Machine-learning powered dataset preprocessing - we will try to automate the data preprocessing phase of the machine learning workflow.
- (An undertaking of this size is potentially outside the scope of this project; in the case that it is, we will try to proceed with one of the other propose projects). Preprocessing and data cleaning are the activities that consume the largest amounts of time in a machine learning workflow. Further, when humans perform this task they generally follow a set of rules and reactions to determine what operations to perform on a given dataset to clean and improve it. Given that this seems like something that could be modeled by something like a decision tree, we would like to attempt to apply machine learning to this problem in order to automate it.
- Create a dataset of datasets and the training steps used to preprocess them - run these datasets through a metadata generator to fill out attributes for our model - try to figure out which attributes impact preprocessing procedure the most as well as how best to represent the “optimal” preprocessing routing in our dataset (ordinal series data?) - run the dataset through the model.

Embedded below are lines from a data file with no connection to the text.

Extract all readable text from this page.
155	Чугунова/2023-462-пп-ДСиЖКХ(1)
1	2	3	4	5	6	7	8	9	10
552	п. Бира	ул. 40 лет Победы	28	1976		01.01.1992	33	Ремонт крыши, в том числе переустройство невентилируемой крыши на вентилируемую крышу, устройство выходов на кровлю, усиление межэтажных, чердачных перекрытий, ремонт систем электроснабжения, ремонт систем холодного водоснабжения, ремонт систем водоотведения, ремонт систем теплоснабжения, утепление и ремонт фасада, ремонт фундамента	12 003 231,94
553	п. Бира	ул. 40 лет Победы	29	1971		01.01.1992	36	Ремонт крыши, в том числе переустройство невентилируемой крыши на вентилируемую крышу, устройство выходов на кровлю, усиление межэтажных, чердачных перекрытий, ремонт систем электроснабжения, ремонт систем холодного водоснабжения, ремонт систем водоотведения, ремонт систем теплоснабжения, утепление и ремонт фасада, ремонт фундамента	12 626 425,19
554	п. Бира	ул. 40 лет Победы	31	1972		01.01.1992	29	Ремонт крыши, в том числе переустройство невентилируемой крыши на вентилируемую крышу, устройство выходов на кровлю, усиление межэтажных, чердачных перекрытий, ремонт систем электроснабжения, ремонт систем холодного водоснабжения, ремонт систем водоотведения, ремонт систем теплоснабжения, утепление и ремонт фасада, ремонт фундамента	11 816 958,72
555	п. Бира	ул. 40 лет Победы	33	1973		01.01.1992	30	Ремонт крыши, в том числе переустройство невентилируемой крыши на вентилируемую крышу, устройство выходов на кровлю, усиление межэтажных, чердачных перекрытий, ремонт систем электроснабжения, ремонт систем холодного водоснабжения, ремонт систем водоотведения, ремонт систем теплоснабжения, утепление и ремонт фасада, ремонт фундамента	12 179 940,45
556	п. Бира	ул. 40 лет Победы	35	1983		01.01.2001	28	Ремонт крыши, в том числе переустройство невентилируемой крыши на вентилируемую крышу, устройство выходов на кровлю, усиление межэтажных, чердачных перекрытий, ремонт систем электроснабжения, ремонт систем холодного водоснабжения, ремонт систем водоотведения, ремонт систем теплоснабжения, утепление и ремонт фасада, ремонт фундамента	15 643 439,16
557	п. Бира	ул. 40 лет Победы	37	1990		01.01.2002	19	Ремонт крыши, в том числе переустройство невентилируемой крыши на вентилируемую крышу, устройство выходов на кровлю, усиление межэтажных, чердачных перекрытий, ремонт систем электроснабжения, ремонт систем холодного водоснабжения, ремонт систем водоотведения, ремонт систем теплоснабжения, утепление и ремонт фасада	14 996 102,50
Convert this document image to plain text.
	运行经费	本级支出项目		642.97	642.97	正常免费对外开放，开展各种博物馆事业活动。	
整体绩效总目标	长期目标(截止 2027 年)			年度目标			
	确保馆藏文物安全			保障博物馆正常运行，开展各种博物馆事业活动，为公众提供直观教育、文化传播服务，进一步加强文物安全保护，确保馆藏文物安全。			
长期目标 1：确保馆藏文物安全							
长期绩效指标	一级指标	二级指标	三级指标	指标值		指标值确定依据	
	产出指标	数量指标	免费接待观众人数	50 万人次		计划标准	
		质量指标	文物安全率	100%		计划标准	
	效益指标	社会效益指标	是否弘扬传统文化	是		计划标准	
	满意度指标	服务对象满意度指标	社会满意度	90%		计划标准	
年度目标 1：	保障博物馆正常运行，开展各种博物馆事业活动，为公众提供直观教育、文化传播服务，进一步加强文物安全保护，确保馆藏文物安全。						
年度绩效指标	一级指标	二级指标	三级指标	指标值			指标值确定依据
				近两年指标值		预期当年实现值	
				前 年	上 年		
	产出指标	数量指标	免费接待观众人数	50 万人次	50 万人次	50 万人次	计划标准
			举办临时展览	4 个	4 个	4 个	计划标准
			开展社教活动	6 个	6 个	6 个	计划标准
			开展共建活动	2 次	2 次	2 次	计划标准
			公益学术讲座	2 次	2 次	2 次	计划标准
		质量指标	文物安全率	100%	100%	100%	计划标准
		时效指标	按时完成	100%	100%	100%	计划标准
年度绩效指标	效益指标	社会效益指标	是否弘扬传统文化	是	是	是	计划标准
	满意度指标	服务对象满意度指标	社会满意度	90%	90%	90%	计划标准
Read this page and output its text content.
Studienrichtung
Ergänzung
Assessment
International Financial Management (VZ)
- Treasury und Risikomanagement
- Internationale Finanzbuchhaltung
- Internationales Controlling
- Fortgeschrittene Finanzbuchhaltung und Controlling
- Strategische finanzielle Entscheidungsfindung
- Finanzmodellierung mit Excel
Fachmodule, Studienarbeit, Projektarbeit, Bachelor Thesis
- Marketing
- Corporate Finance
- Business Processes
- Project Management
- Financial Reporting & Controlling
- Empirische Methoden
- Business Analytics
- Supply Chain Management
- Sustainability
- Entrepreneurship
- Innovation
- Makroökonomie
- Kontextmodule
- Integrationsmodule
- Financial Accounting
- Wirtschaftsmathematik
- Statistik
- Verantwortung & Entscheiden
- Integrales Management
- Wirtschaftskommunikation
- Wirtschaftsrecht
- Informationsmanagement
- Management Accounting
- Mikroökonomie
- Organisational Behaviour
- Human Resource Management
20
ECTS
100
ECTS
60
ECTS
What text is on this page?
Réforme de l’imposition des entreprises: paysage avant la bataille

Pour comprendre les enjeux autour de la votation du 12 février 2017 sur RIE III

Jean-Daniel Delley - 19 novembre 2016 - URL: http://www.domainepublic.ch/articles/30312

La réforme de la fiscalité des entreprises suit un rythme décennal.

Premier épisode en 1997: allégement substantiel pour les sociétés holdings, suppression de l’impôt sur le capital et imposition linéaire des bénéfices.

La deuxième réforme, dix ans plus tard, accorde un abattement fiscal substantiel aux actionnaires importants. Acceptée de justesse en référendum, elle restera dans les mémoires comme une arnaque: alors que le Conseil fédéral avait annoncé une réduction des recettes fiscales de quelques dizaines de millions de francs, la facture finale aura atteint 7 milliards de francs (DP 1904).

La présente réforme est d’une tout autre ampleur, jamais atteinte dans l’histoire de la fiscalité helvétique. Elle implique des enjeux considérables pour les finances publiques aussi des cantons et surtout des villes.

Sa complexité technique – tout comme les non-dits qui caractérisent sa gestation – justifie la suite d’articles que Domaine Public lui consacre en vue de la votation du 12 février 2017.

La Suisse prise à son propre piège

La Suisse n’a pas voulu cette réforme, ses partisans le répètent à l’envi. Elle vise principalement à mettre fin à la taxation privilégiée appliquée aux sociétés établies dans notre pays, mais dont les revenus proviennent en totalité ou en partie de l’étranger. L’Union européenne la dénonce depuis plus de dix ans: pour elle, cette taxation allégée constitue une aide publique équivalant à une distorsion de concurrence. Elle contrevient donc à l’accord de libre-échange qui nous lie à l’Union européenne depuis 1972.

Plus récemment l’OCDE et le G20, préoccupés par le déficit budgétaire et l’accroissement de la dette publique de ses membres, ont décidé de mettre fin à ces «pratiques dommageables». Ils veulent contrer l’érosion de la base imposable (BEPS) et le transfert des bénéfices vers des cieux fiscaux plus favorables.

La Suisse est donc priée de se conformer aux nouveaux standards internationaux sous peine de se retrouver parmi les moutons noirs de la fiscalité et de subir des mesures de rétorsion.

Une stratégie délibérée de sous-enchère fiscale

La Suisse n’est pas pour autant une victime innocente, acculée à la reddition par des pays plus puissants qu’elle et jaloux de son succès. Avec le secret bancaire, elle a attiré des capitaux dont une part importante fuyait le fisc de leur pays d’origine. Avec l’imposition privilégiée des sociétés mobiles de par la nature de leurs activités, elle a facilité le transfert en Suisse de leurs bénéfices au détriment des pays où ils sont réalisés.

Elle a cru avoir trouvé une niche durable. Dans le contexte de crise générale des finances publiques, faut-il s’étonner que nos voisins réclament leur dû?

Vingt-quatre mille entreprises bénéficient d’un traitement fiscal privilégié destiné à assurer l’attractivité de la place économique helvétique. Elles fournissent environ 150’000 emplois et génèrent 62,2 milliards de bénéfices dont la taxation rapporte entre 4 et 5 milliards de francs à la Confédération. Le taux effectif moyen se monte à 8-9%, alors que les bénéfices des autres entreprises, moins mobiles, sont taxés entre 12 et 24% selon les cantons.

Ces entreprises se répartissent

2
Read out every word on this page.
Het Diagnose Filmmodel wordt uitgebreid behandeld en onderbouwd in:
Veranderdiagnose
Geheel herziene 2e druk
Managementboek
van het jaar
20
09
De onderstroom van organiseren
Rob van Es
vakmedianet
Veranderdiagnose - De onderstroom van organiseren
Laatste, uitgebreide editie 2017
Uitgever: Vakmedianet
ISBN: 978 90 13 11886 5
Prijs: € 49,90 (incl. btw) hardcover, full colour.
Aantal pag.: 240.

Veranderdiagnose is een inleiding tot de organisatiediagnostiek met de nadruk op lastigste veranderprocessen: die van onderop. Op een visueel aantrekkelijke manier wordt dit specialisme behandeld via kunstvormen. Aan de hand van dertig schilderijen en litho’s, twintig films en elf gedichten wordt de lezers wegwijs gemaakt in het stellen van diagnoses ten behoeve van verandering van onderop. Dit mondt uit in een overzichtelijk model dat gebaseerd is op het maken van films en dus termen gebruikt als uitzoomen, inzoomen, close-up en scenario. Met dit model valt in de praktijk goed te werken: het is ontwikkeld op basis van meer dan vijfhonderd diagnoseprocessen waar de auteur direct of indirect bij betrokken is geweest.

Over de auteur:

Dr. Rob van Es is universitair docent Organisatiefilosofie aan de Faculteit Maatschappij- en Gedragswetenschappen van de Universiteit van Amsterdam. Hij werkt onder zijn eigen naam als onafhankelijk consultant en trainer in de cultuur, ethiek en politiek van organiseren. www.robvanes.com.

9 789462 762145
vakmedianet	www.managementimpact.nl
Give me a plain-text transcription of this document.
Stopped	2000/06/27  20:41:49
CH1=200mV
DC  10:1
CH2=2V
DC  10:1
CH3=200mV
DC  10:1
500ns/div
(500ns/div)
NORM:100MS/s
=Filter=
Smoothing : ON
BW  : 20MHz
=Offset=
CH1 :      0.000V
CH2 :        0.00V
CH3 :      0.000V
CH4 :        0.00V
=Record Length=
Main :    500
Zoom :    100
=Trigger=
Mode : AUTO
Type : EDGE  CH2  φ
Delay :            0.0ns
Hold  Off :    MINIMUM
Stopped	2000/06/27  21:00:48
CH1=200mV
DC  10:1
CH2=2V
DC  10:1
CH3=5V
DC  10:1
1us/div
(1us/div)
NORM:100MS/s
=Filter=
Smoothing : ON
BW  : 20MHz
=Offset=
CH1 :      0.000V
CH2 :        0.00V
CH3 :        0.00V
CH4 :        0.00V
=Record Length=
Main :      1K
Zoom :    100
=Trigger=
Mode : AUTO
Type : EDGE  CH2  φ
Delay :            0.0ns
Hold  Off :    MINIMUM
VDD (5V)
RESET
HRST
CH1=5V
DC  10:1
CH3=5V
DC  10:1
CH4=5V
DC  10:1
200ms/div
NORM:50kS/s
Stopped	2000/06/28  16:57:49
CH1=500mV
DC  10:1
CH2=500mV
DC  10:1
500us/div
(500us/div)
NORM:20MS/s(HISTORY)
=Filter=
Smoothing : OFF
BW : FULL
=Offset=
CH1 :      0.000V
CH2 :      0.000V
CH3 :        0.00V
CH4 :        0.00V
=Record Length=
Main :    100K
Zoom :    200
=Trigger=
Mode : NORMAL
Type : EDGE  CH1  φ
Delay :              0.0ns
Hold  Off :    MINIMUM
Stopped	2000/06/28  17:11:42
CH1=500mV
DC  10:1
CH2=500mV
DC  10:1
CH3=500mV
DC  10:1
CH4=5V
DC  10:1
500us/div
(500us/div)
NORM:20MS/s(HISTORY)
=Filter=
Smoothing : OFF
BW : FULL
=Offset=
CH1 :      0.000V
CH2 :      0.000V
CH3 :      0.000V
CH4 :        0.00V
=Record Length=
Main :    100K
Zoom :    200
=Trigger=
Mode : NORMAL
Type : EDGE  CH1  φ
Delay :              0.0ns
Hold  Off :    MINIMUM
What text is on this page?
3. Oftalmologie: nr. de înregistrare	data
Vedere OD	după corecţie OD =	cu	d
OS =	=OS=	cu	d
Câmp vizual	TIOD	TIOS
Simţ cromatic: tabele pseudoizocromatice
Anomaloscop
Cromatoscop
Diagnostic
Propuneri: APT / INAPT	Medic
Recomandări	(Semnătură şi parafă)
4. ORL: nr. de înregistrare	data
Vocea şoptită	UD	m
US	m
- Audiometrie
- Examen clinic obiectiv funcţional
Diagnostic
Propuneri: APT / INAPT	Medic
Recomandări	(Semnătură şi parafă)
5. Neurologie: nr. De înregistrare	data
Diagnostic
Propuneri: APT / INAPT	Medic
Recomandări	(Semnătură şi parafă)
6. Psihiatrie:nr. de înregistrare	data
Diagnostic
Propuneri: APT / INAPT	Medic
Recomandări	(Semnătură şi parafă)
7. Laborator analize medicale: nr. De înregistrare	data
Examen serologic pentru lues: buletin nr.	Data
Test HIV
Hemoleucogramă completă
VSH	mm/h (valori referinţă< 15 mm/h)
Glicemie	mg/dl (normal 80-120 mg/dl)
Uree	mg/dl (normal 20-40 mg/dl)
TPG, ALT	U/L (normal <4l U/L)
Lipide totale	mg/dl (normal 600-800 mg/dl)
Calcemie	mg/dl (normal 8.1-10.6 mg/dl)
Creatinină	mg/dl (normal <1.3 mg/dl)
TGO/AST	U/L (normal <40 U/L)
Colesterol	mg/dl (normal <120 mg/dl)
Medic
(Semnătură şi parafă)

- Use case for this utility would be for machine learning users looking to expedite their preprocessing routine for a new dataset while retaining some configurability in the process. Options will be given (tentatively) for things like “maintaining data readability” or “prioritize size reduction” and the like.
- Given the relatively novel and meta nature of this problem, we would potentially have to construct our own dataset. This would involve either downloading datasets from kaggle in bulk, or finding a way to scrape datasets from sources on the internet. These datasets would each then be run through a labeller program to derive dataset characteristics and metadata, which would then be put into a master dataset.